Slavery has been in history since the beginning of time, it is even in The Holy Bible, but in america it was only 400 years ago, History.com “slavery in the United States of America started in 1619, when a Dutch ship brought 20 African slaves in the British colony of Jamestown, Virginia”.
When they first arrived they were treated as indentured servants who could buy their freedom, but in the 17th century settlers in America turned to cheaper labor to develop the newly established colonies which boosted the economy massively by growing a large amount of cash crops such as: Tobacco, Sugarcane, and cotton, and for a while it was working out for a while until the revolutionary war.
The Revolutionary war was a conflict between the 13 colonies and Great Britain, it was all started because of high taxes, no representation and many events that lead to it such as the Boston Massacre of 1770, which the first guy to die was actually a freedman named Crispus Attucks who was a former slave, in the revolutionary war there were about five thousand black soldiers and sailors who fought for the thirteen colonies, and after the revolutionary war the north started realizing that slavery in the south was just like their oppression done by the British, and started to call for slavery’s abolition.
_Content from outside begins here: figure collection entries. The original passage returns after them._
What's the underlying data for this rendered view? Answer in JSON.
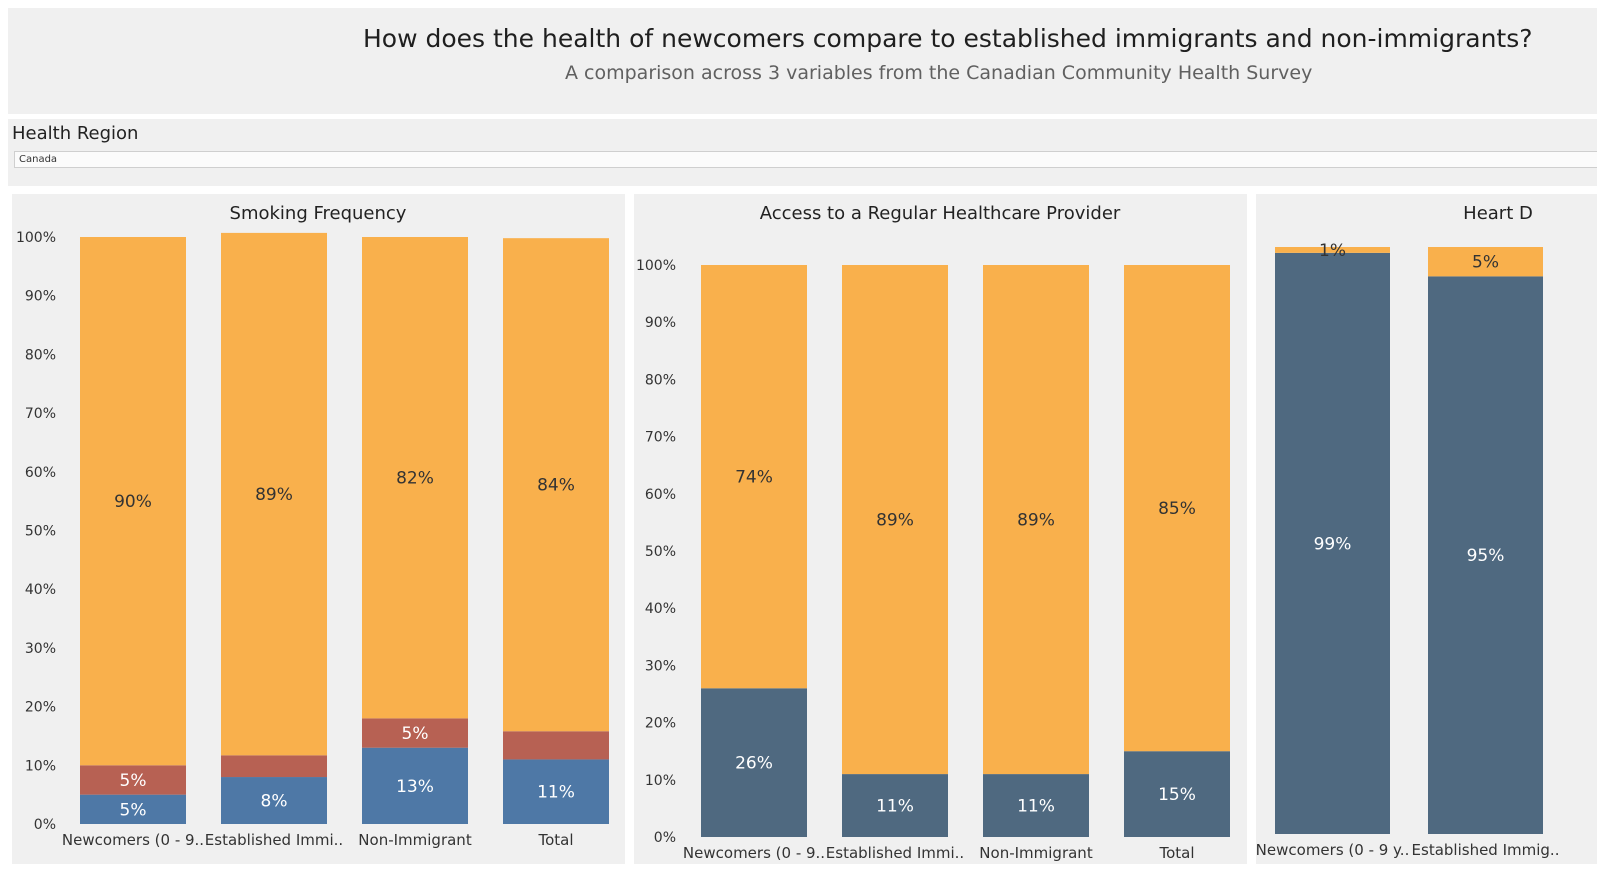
{
  "header": {
    "title": "How does the health of newcomers compare to established immigrants and non-immigrants?",
    "subtitle": "A comparison across 3 variables from the Canadian Community Health Survey"
  },
  "filter": {
    "label": "Health Region",
    "value": "Canada"
  },
  "colors": {
    "orange": "#f9b04c",
    "red": "#b76153",
    "blue": "#4e78a6",
    "slate": "#4f6980",
    "panel_bg": "#f0f0f0"
  },
  "chart_data": [
    {
      "type": "bar",
      "stacked": true,
      "title": "Smoking Frequency",
      "categories": [
        "Newcomers (0 - 9..",
        "Established Immi..",
        "Non-Immigrant",
        "Total"
      ],
      "yticks": [
        "0%",
        "10%",
        "20%",
        "30%",
        "40%",
        "50%",
        "60%",
        "70%",
        "80%",
        "90%",
        "100%"
      ],
      "ylim": [
        0,
        100
      ],
      "series": [
        {
          "color": "#4e78a6",
          "values": [
            5,
            8,
            13,
            11
          ],
          "labels": [
            "5%",
            "8%",
            "13%",
            "11%"
          ],
          "label_color": "#ffffff"
        },
        {
          "color": "#b76153",
          "values": [
            5,
            3.7,
            5,
            4.8
          ],
          "labels": [
            "5%",
            "",
            "5%",
            ""
          ],
          "label_color": "#ffffff"
        },
        {
          "color": "#f9b04c",
          "values": [
            90,
            89,
            82,
            84
          ],
          "labels": [
            "90%",
            "89%",
            "82%",
            "84%"
          ],
          "label_color": "#333333"
        }
      ]
    },
    {
      "type": "bar",
      "stacked": true,
      "title": "Access to a Regular Healthcare Provider",
      "categories": [
        "Newcomers (0 - 9..",
        "Established Immi..",
        "Non-Immigrant",
        "Total"
      ],
      "yticks": [
        "0%",
        "10%",
        "20%",
        "30%",
        "40%",
        "50%",
        "60%",
        "70%",
        "80%",
        "90%",
        "100%"
      ],
      "ylim": [
        0,
        100
      ],
      "series": [
        {
          "color": "#4f6980",
          "values": [
            26,
            11,
            11,
            15
          ],
          "labels": [
            "26%",
            "11%",
            "11%",
            "15%"
          ],
          "label_color": "#ffffff"
        },
        {
          "color": "#f9b04c",
          "values": [
            74,
            89,
            89,
            85
          ],
          "labels": [
            "74%",
            "89%",
            "89%",
            "85%"
          ],
          "label_color": "#333333"
        }
      ]
    },
    {
      "type": "bar",
      "stacked": true,
      "title": "Heart D",
      "categories": [
        "Newcomers (0 - 9 y..",
        "Established Immig.."
      ],
      "yticks": [],
      "ylim": [
        0,
        100
      ],
      "series": [
        {
          "color": "#4f6980",
          "values": [
            99,
            95
          ],
          "labels": [
            "99%",
            "95%"
          ],
          "label_color": "#ffffff"
        },
        {
          "color": "#f9b04c",
          "values": [
            1,
            5
          ],
          "labels": [
            "1%",
            "5%"
          ],
          "label_color": "#333333"
        }
      ]
    }
  ]
}
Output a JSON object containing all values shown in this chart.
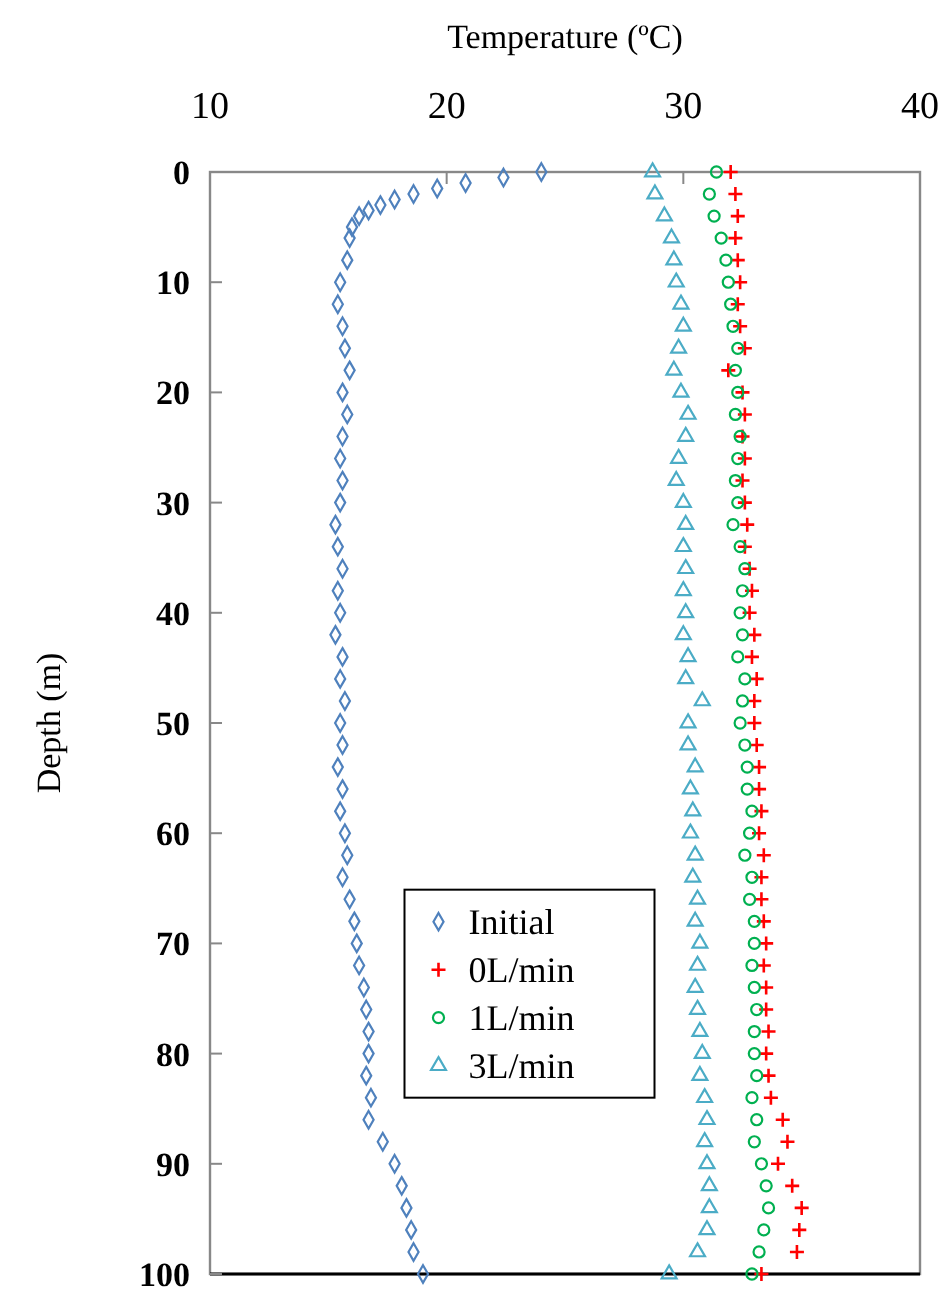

The Union had such strong feelings about this they turned to violence, one famous act happened in 1859, when John Brown raided Harpers Ferry, Virginia in which the abolitionist and 22 men, including five free black men, and three Brown’s sons, occupied the arsenal, which ended in the deaths of 10 people and Brown getting sentenced to his death by hanging, in the aftermath, Brown in the north was viewed as a hero to them meanwhile in the south Brown was viewed as a mass murderer.
One year later, The South reached a boiling point when Republican president Abraham Lincoln was elected as president, Within three months seven southern states seceded from the union to form The Confederate States of America, and 4 more will do the same in the civil war, after the secession The North and The South would go to war, called the Civil War, The North was led by Ulysses S. Grant, and The South would be lead by Robert E. Lee, in the end 620,000 soldiers would lose their lives on the line of duty, the largest loss of life on U.S soil still to this day.
Before the War the emancipation proclamation was passed but slaves were not officially free until the 13th amendment, 3 million black slaves were now free in the Southern states, former slaves received the rights of citizenship, and the “equal protection” of the Constitution in the 14th Amendment, and the right to vote was in the 15th Amendment, but that didn’t end racism there was also segregation laws called Jim crow where white and blacks had separate facilities and separate schools but was officially ended in 1965, ever since then people have been treated equally by the government no matter what race they are.